Mr. Romney received about 15 percent of the vote statewide in 2008, finishing fourth. FiveThirtyEight’s forecast sees Mr. Romney earning somewhere around 29 percent this time around, but he might need to be close to the upper end of our projected vote range, 39 percent, in order to best Newt Gingrich. So — as a very rough guide of his chances — look to see whether Mr. Romney is more than doubling his 2008 county-level shares. Mr. Romney was much stronger in urban portions of South Carolina in 2008, struggling to pick up votes elsewhere.
Mr. Paul is looking to far outperform his 2008 results; he received just 3.7 percent of the vote statewide that year. In 2008, Mr. Paul’s better results came in the northwest corner of the state, in the Greenville media market.
Mr. McCain won South Carolina in 2008, doing especially well in relatively well-off coastal areas like Charleston and Hilton Head. Mr. Romney will probably need to pick up some of this vote to have a chance of winning tonight.
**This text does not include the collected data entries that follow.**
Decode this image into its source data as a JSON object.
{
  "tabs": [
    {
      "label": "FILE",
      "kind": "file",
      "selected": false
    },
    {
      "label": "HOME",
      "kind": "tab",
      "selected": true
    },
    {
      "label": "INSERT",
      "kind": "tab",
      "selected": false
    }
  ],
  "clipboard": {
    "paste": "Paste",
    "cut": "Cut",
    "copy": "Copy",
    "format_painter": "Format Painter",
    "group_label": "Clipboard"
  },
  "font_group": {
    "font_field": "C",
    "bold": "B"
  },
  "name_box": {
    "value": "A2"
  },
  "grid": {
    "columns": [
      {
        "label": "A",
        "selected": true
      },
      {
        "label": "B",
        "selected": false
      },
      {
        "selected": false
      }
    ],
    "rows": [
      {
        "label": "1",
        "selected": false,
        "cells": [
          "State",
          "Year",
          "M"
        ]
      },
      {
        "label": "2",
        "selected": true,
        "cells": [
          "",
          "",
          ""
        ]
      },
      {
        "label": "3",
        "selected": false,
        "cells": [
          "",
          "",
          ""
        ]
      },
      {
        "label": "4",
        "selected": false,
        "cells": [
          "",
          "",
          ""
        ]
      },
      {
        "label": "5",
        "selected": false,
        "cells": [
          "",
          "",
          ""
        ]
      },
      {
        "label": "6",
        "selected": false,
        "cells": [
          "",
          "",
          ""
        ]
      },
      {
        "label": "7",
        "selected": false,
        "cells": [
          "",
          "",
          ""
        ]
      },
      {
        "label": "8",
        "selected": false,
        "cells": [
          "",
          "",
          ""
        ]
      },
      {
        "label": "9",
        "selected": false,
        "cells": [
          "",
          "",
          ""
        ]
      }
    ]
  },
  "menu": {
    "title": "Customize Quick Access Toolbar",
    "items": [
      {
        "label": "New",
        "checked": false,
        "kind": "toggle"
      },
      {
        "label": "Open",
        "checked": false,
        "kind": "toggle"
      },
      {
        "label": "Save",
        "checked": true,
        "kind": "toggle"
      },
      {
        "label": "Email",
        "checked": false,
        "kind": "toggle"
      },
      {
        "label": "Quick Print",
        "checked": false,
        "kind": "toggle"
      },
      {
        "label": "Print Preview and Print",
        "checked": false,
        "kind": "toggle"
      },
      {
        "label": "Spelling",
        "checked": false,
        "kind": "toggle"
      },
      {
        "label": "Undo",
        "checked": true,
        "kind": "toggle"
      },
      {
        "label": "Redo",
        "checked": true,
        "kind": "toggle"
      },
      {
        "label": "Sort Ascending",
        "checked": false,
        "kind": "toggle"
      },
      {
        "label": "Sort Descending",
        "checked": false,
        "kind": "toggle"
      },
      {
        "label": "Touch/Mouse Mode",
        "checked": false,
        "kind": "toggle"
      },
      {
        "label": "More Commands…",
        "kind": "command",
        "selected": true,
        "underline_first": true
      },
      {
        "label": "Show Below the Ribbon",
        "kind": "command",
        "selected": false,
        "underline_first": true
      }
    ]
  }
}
Mr. Huckabee came in a close second in 2008, with 30 percent of the statewide vote. He did much better in rural and in urban areas. Rick Santorum’s ideal scenario in South Carolina probably looks something like Mr. Huckabee’s 2008 map. If Mr. Santorum is getting about half of Mr. Huckabee’s vote totals, he would track to 15 percent of the vote statewide, in line with recent polls.
Mr. Thompson finished third in 2008, with 16 percent, performing especially well in upstate areas like Rock Hill. Although Mr. Thompson does not have an obvious proxy in this year’s primary, his nontraditional campaigning style is probably closest to that of Newt Gingrich.